The problem is that our hopes are unrealistic and they are too small and too timid. Pope John Paul said that in Europe today there is a temptation to what he called a dimming of hope (Ecclesia in Europa, 7). He also pointed to the reason why that is happening: “At the root of this loss of hope is an attempt to promote a vision of humanity apart from God and apart from Christ” (Ecclesia in Europa, 9). At the root of the loss of hope, in other words, is the loss of a vision of the meaning of life which is opened up and transformed by God’s love.
Today’s readings, and every celebration of the Eucharist, tell us where our hope is based – not on what we can achieve through our own efforts and possibilities offered by the world around us. Anything produced by our own efforts, however commendable, or out of the possibilities of this creation, will be limited and impermanent. It can never answer our longings for endless unthreatened joy.
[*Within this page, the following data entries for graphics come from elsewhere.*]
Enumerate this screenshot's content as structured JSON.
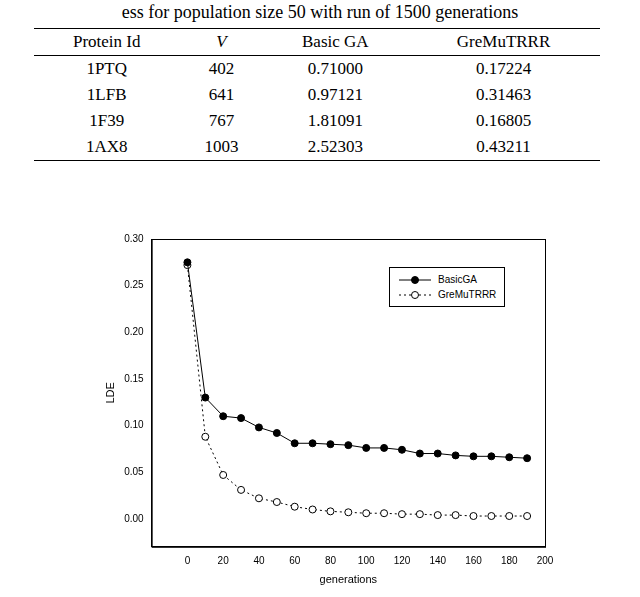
{
  "caption": "ess for population size 50 with run of 1500 generations",
  "table": {
    "columns": [
      "Protein Id",
      "V",
      "Basic GA",
      "GreMuTRRR"
    ],
    "rows": [
      [
        "1PTQ",
        "402",
        "0.71000",
        "0.17224"
      ],
      [
        "1LFB",
        "641",
        "0.97121",
        "0.31463"
      ],
      [
        "1F39",
        "767",
        "1.81091",
        "0.16805"
      ],
      [
        "1AX8",
        "1003",
        "2.52303",
        "0.43211"
      ]
    ]
  },
  "chart_data": {
    "type": "line",
    "x_label": "generations",
    "y_label": "LDE",
    "x": [
      0,
      10,
      20,
      30,
      40,
      50,
      60,
      70,
      80,
      90,
      100,
      110,
      120,
      130,
      140,
      150,
      160,
      170,
      180,
      190
    ],
    "series": [
      {
        "name": "BasicGA",
        "color": "#000000",
        "marker": "filled_circle",
        "line_style": "solid",
        "values": [
          0.275,
          0.13,
          0.11,
          0.108,
          0.098,
          0.092,
          0.081,
          0.081,
          0.08,
          0.079,
          0.076,
          0.076,
          0.074,
          0.07,
          0.07,
          0.068,
          0.067,
          0.067,
          0.066,
          0.065
        ]
      },
      {
        "name": "GreMuTRRR",
        "color": "#000000",
        "marker": "open_circle",
        "line_style": "dotted",
        "values": [
          0.272,
          0.088,
          0.047,
          0.031,
          0.022,
          0.018,
          0.013,
          0.01,
          0.008,
          0.007,
          0.006,
          0.006,
          0.005,
          0.005,
          0.004,
          0.004,
          0.003,
          0.003,
          0.003,
          0.003
        ]
      }
    ],
    "xlim": [
      -20,
      200
    ],
    "xticks": [
      0,
      20,
      40,
      60,
      80,
      100,
      120,
      140,
      160,
      180,
      200
    ],
    "ylim": [
      -0.03,
      0.3
    ],
    "yticks": [
      {
        "value": 0,
        "label": "0.00"
      },
      {
        "value": 0.05,
        "label": "0.05"
      },
      {
        "value": 0.1,
        "label": "0.10"
      },
      {
        "value": 0.15,
        "label": "0.15"
      },
      {
        "value": 0.2,
        "label": "0.20"
      },
      {
        "value": 0.25,
        "label": "0.25"
      },
      {
        "value": 0.3,
        "label": "0.30"
      }
    ],
    "grid": false,
    "legend": "upper right"
  }
}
Our hope is based on the death of Christ which we proclaim until he comes again in glory. That death was his entry into a life where there will be no more death or mourning, and where God makes all things new (Rev 21:4, 5). In that world all our efforts and possibilities and achievements will be taken up and transformed into the joy which will be the eternal life of the Body of Christ, the life that grows in us through the Eucharist.
The most powerful signs of hope, Pope John Paul told us, are the martyrs. They show us in an unmistakeable way their belief that only in the Risen Christ can we find the fullness of life for which we long. Anything, however desirable or good in itself, which separates us from him is not only worthless but harmful. Those of us who have had contact with the Irish College in Rome over recent years are sadly aware of one of the most recent witnesses to that hope. Father Ragheed Ganni, who was ordained in the Irish College was gunned down after celebrating Mass in his parish church in Mosul in Iraq. He had been very conscious of the danger he was in – his sister had been injured in a bomb blast; he had been subjected to many threats. Soon after his return to Iraq from Rome, he wrote a letter to the College saying: The most difficult thing was not knowing whether I’ll see the sunset of that day. In the evening I could never guarantee that I’ll see the sunrise on the following day.” But, he went on: “I still feel the current situation is a way to give testimony in a world seeking hope.”
His hope had its centre in the Eucharist. An article written after his death by someone who knew him well began:
"Without Sunday, without the Eucharist the Christians in Iraq cannot survive": that was how Fr Ragheed spoke of his community’s hope, a community that was used to facing death on a daily basis, that same death that yesterday afternoon faced him, on his way home from saying Mass.”
In our celebration of the Eucharist, we touch the core of our hope – the risen life of Jesus who has conquered death and pain and betrayal and injustice. God’s generosity to us is lavish and extravagant – far greater than we could ever have expected. The hope that answers all our longings is not an idea or the building of a more just and humane society. It is a Person, Jesus Christ. He is the goal of human history and the answer to all the yearnings of the human heart (cf. Gaudium et Spes, 45).
We are sent out at the end of Mass on a mission – to bring our faith in Jesus into the whole of our lives and to allow the hope of Christ to shine through us so that others can see it. Our procession this evening is an expression of our willingness to undertake that mission and to bring our faith in him to a world seeking hope. Jesus walks with us this evening as a reminder that he walks with us always as he promised. The Risen One who walks with us is the beginning of the fulfilment of God’s extravagant promise to us.